The Magician King_ A Novel - Lev Grossman [27]
As if in a dream she walked to the brushed-steel elevator. Sure enough, beneath the round white plastic button marked B, there was now also a round plastic button marked SB. She pressed it. It glowed. The dropping sensation in her stomach was just an ordinary dropping sensation, the kind you get when you’re descending rapidly toward a subbasement full of cheap metal shelving and the buzz of fluorescent lights and exposed pipes with red-painted daisy-wheel valve handles poking out of them at odd angles.
But that’s not what she saw when the elevator doors opened. Instead she saw a sun-soaked stone terrace in back of a country house, with green gardens all around it. It wasn’t actually a house, the people there explained, it was a school. It was called Brakebills, and the people who lived there were magicians. They thought she might like to be one too. All she would have to do is pass one simple test.
CHAPTER 5
Waking up that first morning on board the Muntjac, the only thing Quentin could compare it to was his first morning waking up at Brakebills. His cabin was long and narrow, and his bed lay along it opposite a row of windows that were only a couple of yards above the waterline. The first thing he saw was those windows, speckled with droplets and bright with sunlight reflected off the water, which they were skimming over at an unbelievable clip. Bookshelves, cabinets, and drawers had been cleverly tucked in along the walls and under the bed. It was like being inside a Chinese puzzle.
He swung his bare feet down onto the wide, cold planks of his little cabin. He felt the slight pitch and the even slighter roll of the ship, and the tilt that the wind had set it at. He felt like he was in the belly of some massive but friendly marine mammal whose joy in life was to lope along the surface of the sea with him inside it. Quentin was one of those annoying people who never got seasick.

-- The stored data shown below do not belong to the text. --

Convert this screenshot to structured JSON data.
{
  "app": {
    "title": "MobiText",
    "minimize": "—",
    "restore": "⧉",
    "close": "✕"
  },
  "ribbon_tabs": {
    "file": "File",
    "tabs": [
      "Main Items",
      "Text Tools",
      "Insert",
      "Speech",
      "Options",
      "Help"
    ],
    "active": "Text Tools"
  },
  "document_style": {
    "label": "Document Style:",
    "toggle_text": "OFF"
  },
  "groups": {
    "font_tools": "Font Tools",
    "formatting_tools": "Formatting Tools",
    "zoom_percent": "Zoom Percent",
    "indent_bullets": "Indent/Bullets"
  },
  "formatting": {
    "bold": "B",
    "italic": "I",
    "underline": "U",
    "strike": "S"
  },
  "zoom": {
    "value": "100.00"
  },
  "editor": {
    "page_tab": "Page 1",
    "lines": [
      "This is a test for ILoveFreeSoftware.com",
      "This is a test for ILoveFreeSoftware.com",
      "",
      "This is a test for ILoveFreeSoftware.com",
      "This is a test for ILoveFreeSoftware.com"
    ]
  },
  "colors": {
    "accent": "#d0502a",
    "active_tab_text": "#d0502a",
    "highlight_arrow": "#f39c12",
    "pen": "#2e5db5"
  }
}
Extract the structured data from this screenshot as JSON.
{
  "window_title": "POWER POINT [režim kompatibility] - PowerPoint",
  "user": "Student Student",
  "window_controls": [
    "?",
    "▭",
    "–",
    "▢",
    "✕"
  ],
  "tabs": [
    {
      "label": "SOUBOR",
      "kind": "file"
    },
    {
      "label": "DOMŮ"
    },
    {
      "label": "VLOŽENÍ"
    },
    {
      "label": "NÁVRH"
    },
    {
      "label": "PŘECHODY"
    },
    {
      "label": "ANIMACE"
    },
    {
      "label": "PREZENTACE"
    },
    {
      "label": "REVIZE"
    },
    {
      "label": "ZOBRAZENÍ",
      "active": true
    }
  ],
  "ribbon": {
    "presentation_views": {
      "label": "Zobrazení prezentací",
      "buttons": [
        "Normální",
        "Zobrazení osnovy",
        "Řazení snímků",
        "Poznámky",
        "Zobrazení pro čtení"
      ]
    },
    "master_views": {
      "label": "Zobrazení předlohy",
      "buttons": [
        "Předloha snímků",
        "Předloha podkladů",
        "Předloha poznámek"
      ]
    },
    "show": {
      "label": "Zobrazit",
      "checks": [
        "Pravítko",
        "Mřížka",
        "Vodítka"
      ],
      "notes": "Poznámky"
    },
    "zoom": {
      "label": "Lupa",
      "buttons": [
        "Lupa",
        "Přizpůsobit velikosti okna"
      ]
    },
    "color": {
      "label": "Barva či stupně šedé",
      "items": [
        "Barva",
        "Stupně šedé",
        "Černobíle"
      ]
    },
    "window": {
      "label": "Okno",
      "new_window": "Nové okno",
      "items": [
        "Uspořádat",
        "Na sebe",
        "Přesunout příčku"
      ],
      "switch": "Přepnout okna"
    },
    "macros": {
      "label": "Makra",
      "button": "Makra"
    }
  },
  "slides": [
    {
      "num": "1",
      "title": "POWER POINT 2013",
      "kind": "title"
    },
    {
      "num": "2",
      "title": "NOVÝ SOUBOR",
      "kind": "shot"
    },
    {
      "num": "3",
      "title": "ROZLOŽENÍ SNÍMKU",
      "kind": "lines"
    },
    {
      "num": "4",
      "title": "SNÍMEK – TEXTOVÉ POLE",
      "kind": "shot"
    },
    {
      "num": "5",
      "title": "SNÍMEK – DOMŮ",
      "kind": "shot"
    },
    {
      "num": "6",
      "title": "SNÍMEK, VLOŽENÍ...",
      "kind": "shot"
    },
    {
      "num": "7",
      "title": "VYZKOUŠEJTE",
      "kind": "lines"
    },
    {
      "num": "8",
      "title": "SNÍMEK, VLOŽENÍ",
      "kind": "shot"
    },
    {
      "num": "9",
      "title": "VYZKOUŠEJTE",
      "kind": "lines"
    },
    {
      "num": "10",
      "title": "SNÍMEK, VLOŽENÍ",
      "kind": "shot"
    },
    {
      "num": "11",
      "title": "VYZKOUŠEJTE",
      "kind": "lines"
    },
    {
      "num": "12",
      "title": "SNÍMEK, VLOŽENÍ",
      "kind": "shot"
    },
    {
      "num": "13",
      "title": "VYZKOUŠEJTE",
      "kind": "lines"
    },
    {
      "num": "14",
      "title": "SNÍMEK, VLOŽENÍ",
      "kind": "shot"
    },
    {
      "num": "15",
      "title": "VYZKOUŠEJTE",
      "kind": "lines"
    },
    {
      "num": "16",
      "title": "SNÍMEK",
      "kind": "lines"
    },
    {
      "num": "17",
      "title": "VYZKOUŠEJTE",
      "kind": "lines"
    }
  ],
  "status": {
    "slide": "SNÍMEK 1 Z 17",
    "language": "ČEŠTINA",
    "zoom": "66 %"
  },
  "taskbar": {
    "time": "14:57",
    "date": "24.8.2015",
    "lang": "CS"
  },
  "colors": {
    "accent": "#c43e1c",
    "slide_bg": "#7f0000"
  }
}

He got his clothes out of the miniature dresser that was built into the wall, or the gunwale, or bulkhead, whatever you called a wall on a ship. He admired the neat rows of books on the built-in shelves above his bed, which were held in place by a narrow board so they wouldn’t fall off during a storm. He wasn’t especially looking forward to finding out what they were going to have for breakfast, and the less said about the bathroom the better, but other than that he was in a state of grace. He hadn’t felt this good in months. Years, maybe.
On deck he was the only person who had nothing to do. The crew of the Muntjac was small for a ship its size, eight hands including the captain, and all the crewmembers who were visible were very seriously engaged in steering the ship and splicing ropes and scrubbing the deck and climbing up and down things. Julia was nowhere in sight, and Admiral Lacker and Benedict were discussing some navigational nicety with a degree of animation Quentin hadn’t thought either one of them was capable of.
Quentin supposed he would consult on weather magic if any was required, but Julia was better at that stuff than he was, and anyway he couldn’t imagine how even Julia could improve on what they had, which was a clear sky and a cold stiff wind out of the northwest. He decided to climb up the mast.
He walked over to the last and least of the Muntjac’s three masts, swinging his arms forward and back, loosening up his shoulders. It was probably a stupid idea. But who hadn’t at some point in his life wanted to climb to the top of a sailing ship in full flight? It always looked easy in movies. The mast wasn’t exactly built for climbing—there weren’t any rungs or steps or spikes. He put his foot on a brass cleat. The man at the helm looked at him. Your king is climbing a mast, citizen. And no, he doesn’t know how. Deal with it.